There can also be a bittersweet element to portal Fantasy – such as in Philippa Pearce’s Tom’s Midnight Garden (1958), a ‘timeslip’ story in which the portal takes the protagonist into a different period of history – a popular trope from the mid-20th century onwards. The exhibition includes an original illustration by Susan Einzig, as reproduced in the first edition of the novel. It shows the main character Tom entering a magical garden when a clock strikes 13. He befriends a girl whom he discovers is from the Victorian period, coming to the poignant realisation as he witnesses her ageing over repeated visits that we do not stay children forever.
A similar sense of loss and poignancy can be found in Seanan McGuire’s Wayward Children series, the first volume of which is Every Heart a Doorway (2016). The books are set in a special boarding school for children who have previously travelled to other worlds via portals. On returning to our world, they often mourn the other realities where they felt able to be their true selves, and long to return. McGuire uses the idea of the portal and the children’s reactions to explore the trauma of growing up and learning to fit in with our peers.
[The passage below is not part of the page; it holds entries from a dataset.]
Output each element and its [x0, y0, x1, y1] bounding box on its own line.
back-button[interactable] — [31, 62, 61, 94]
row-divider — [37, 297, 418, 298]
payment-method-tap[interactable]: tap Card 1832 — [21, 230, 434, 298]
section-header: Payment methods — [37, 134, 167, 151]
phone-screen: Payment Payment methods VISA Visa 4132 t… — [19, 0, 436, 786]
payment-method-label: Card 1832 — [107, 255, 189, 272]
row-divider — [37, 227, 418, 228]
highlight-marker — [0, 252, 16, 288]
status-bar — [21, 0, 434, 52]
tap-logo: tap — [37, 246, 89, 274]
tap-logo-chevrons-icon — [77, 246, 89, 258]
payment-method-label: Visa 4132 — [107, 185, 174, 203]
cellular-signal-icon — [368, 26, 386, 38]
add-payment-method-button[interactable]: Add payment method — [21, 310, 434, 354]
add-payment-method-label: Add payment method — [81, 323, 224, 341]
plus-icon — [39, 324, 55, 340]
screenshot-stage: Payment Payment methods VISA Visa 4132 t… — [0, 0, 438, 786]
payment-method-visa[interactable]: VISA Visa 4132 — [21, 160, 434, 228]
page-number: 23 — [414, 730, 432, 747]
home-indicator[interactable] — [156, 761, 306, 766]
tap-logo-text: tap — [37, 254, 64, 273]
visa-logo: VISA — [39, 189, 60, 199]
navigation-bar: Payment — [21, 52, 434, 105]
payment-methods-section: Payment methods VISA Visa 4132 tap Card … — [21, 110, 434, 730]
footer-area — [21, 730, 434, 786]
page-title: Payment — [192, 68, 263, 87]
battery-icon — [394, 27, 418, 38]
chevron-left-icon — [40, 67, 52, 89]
Of course, we couldn’t have a Fantasy exhibition without featuring Diana Wynne Jones, who returned to the idea of a multiverse and the portals within it many times in her books. On display in the exhibition we have the first pages of the original manuscript of her great comic novel The Dark Lord of Derkholm (1998), which satirises portal Fantasy. The story is set in a High Fantasy world besieged by groups of tourists travelling from our world. Expecting the full Fantasy experience, they force the inhabitants to take turns playing stereotypical roles. In an attempt to bring about the end of the tours, senior officials appoint the seemingly incompetent wizard Derk to play that year’s Dark Lord. The novel is filled with Wynne Jones’ wonderfully idiosyncratic touches – several of Derk’s children are griffins, for example, although he is human– and it draws on her own earlier satirical Fantasy travel book The Tough Guide to Fantasyland (1996), which uproariously yet fondly sends up clichés of the genre.
The exhibition runs at the British Library in London to 25 February 2024, and is accompanied by an events programme featuring children’s authors including Philip Pullman and Susan Cooper, and by satellite exhibitions and events programmes in public libraries that are part of the Living Knowledge Network, all across the UK. A book of essays inspired by the exhibition’s themes will be available from the British Library’s shop and other retailers (Realms of Imagination: Essays from the Wide Worlds of Fantasy). It features 20 different perspectives on the genre, including many that will be of interest to children’s literature enthusiasts.